Dr Dzus was concerned that stronger drugs would slow or impede Tracy's ability to breath as she attempted to explain on page 136, line 683:
"If you depress, by using strong drugs, some of these very primitive reflexes then you put her at risk for aspirating, getting the contents of stomach food into her lungs and ending up aspirating pneumonia, ending up very sick, depressing the respiratory function that, already -- "

This like some other medical descriptions of Dr. Dzus's testimony are not exceptionally clear. But regardless of how the stronger pain medication is administered to Tracy it is Tracy's involuntary or "very primitive reflexes" such as breathing "respiratory function" that Dr. Dzus is concerned about being impeded or "depressed" when Tracy's seizure control medication is combined with "stronger drugs".

So when the prosecutors continue with the last 2 words on page 87 and the next 2 lines on page 88:
"Moreover a feeding tube decreased the risks associated with administering more powerful pain killers such as difficulties with swallowing and aspirating stomach contents into her lungs."

The prosecutors are defeating their own argument of stomach food getting into her lungs regardless of how it is delivered to the stomach, and they are avoiding the main concern of "depressing the respiratory function that, already" (page 136 line 688) is slowed by her seizure control medication.
Dr.

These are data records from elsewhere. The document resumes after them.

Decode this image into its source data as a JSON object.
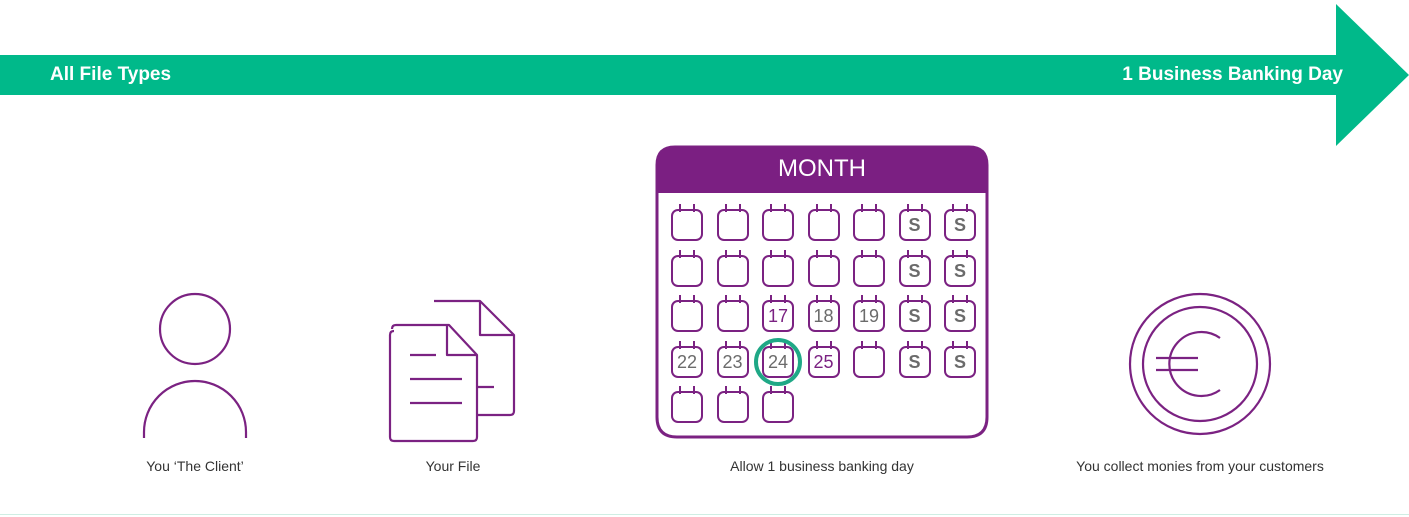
{
  "banner": {
    "left_label": "All File Types",
    "right_label": "1 Business Banking Day",
    "color": "#00b98a"
  },
  "steps": [
    {
      "caption": "You ‘The Client’",
      "icon": "person-icon"
    },
    {
      "caption": "Your File",
      "icon": "documents-icon"
    },
    {
      "caption": "Allow 1 business banking day",
      "icon": "calendar-icon"
    },
    {
      "caption": "You collect monies from your customers",
      "icon": "euro-coin-icon"
    }
  ],
  "calendar": {
    "title": "MONTH",
    "header_color": "#7b1f82",
    "highlight_color": "#1fa886",
    "highlighted_day": "24",
    "rows": [
      [
        "",
        "",
        "",
        "",
        "",
        "S",
        "S"
      ],
      [
        "",
        "",
        "",
        "",
        "",
        "S",
        "S"
      ],
      [
        "",
        "",
        "17",
        "18",
        "19",
        "S",
        "S"
      ],
      [
        "22",
        "23",
        "24",
        "25",
        "",
        "S",
        "S"
      ],
      [
        "",
        "",
        ""
      ]
    ]
  },
  "colors": {
    "purple": "#7b2282",
    "grey_text": "#6b6b6b"
  }
}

Stewart like so many other Canadians as well as many people in other countries has tried to help us out. He has offered this Court an explanation of the concerns associated with administering strong pain medications to someone who is already on seizure control medication on pages 19, 20, and 21.

This Court's May 19/2005 decision granting Jody James Gunning a new trial leaves me wondering if the same reasons why he got a new trial may apply to my situation?

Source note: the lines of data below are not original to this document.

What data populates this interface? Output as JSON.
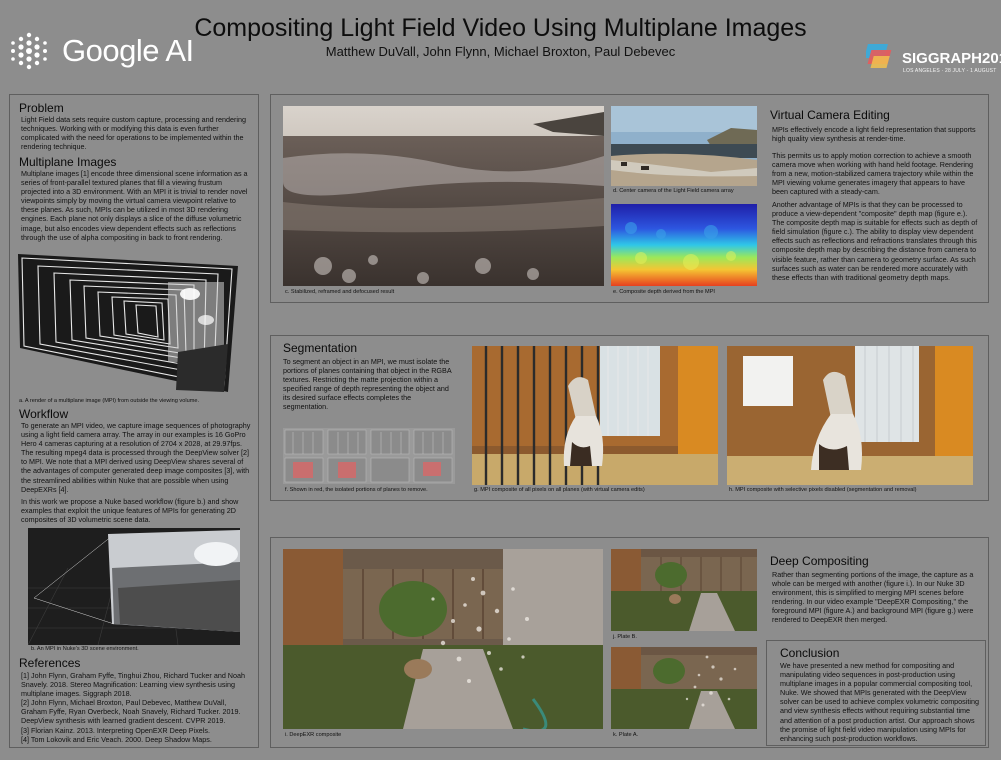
{
  "header": {
    "title": "Compositing Light Field Video Using Multiplane Images",
    "authors": "Matthew DuVall, John Flynn, Michael Broxton, Paul Debevec",
    "logo": "Google AI",
    "conference": "SIGGRAPH2019",
    "conference_dates": "LOS ANGELES · 28 JULY - 1 AUGUST"
  },
  "problem": {
    "heading": "Problem",
    "text": "Light Field data sets require custom capture, processing and rendering techniques. Working with or modifying this data is even further complicated with the need for operations to be implemented within the rendering technique."
  },
  "multiplane": {
    "heading": "Multiplane Images",
    "text": "Multiplane images [1] encode three dimensional scene information as a series of front-parallel textured planes that fill a viewing frustum projected into a 3D environment. With an MPI it is trivial to render novel viewpoints simply by moving the virtual camera viewpoint relative to these planes. As such, MPIs can be utilized in most 3D rendering engines. Each plane not only displays a slice of the diffuse volumetric image, but also encodes view dependent effects such as reflections through the use of alpha compositing in back to front rendering.",
    "caption_a": "a. A render of a multiplane image (MPI) from outside the viewing volume."
  },
  "workflow": {
    "heading": "Workflow",
    "text1": "To generate an MPI video, we capture image sequences of photography using a light field camera array. The array in our examples is 16 GoPro Hero 4 cameras capturing at a resolution of 2704 x 2028, at 29.97fps. The resulting mpeg4 data is processed through the DeepView solver [2] to MPI. We note that a MPI derived using DeepView shares several of the advantages of computer generated deep image composites [3], with the streamlined abilities within Nuke that are possible when using DeepEXRs [4].",
    "text2": "In this work we propose a Nuke based workflow (figure b.) and show examples that exploit the unique features of MPIs for generating 2D composites of 3D volumetric scene data.",
    "caption_b": "b. An MPI in Nuke's 3D scene environment."
  },
  "references": {
    "heading": "References",
    "items": [
      "[1] John Flynn, Graham Fyffe, Tinghui Zhou, Richard Tucker and Noah Snavely. 2018. Stereo Magnification: Learning view synthesis using multiplane images. Siggraph 2018.",
      "[2] John Flynn, Michael Broxton, Paul Debevec, Matthew DuVall, Graham Fyffe, Ryan Overbeck, Noah Snavely, Richard Tucker. 2019. DeepView synthesis with learned gradient descent. CVPR 2019.",
      "[3] Florian Kainz. 2013. Interpreting OpenEXR Deep Pixels.",
      "[4] Tom Lokovik and Eric Veach. 2000. Deep Shadow Maps."
    ]
  },
  "virtual_camera": {
    "heading": "Virtual Camera Editing",
    "p1": "MPIs effectively encode a light field representation that supports high quality view synthesis at render-time.",
    "p2": "This permits us to apply motion correction to achieve a smooth camera move when working with hand held footage. Rendering from a new, motion-stabilized camera trajectory while within the MPI viewing volume generates imagery that appears to have been captured with a steady-cam.",
    "p3": "Another advantage of MPIs is that they can be processed to produce a view-dependent \"composite\" depth map (figure e.). The composite depth map is suitable for effects such as depth of field simulation (figure c.). The ability to display view dependent effects such as reflections and refractions translates through this composite depth map by describing the distance from camera to visible feature, rather than camera to geometry surface. As such surfaces such as water can be rendered more accurately with these effects than with traditional geometry depth maps.",
    "caption_c": "c. Stabilized, reframed and defocused result",
    "caption_d": "d. Center camera of the Light Field camera array",
    "caption_e": "e. Composite depth derived from the MPI"
  },
  "segmentation": {
    "heading": "Segmentation",
    "text": "To segment an object in an MPI, we must isolate the portions of planes containing that object in the RGBA textures. Restricting the matte projection within a specified range of depth representing the object and its desired surface effects completes the segmentation.",
    "caption_f": "f. Shown in red, the isolated portions of planes to remove.",
    "caption_g": "g. MPI composite of all pixels on all planes (with virtual camera edits)",
    "caption_h": "h. MPI composite with selective pixels disabled (segmentation and removal)"
  },
  "deep_compositing": {
    "heading": "Deep Compositing",
    "text": "Rather than segmenting portions of the image, the capture as a whole can be merged with another (figure i.). In our Nuke 3D environment, this is simplified to merging MPI scenes before rendering. In our video example \"DeepEXR Compositing,\" the foreground MPI (figure A.) and background MPI (figure g.) were rendered to DeepEXR then merged.",
    "caption_i": "i. DeepEXR composite",
    "caption_j": "j. Plate B.",
    "caption_k": "k. Plate A."
  },
  "conclusion": {
    "heading": "Conclusion",
    "text": "We have presented a new method for compositing and manipulating video sequences in post-production using multiplane images in a popular commercial compositing tool, Nuke. We showed that MPIs generated with the DeepView solver can be used to achieve complex volumetric compositing and view synthesis effects without requiring substantial time and attention of a post production artist. Our approach shows the promise of light field video manipulation using MPIs for enhancing such post-production workflows."
  }
}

  • Page 3 "the judge is entitled to give an opinion on a question of fact but not a direction.
  • Page 4 "the trial judge encroached on the exclusive domain of the jury.
  • Page 4 "any defences that arose on the evidence, and to leave for the jury the application of the law to the facts.
  • Page 4 The trial judge effectively determined the merits of the defence, a matter that was for the jury to resolve.
  • Page 7 "It is a basic principle of law that, on a trial by judge and jury, it is for the judge to direct the jury on the law and to assist the jury in their consideration of the facts, but it is for the jury, and the jury alone, to decide whether, on the facts, the offence has been proven. It is of fundamental importance to keep these functions separate.
  • Page 7 "the trial judge effectively determined the merits of the defence. In doing so, he again exceeded his proper function.
  • Page 16 "It is perhaps trite but nonetheless fundamental law that on a jury trial, it is for the judge to decide all questions of law and to direct the jury accordingly; but the jury, who must take its direction on the law from the judge, is the sole arbiter on the facts.
  • Page 16 "It is the conscience of the jury and not the power of the judge that provides the constitutional safeguard against perverse acquittal.
  • Page 17 "The imposition of any additional hurdle would run counter to both the presumption of innocence and the burden of proof on the Crown.


The Courts have been far too aggressive in promoting the fraudulent fabrications of the Saskatchewan Justice Department prosecutors as they distort descriptions of Tracy's medical condition, and the true circumstances we found ourselves in, in late 1993.
This Court should order a new trial of me, and not in Saskatchewan for that province has already proven itself unable to deal honestly with this end of life decision. It is clear to most Canadians that the Courts have been corrupted by what has been done to us.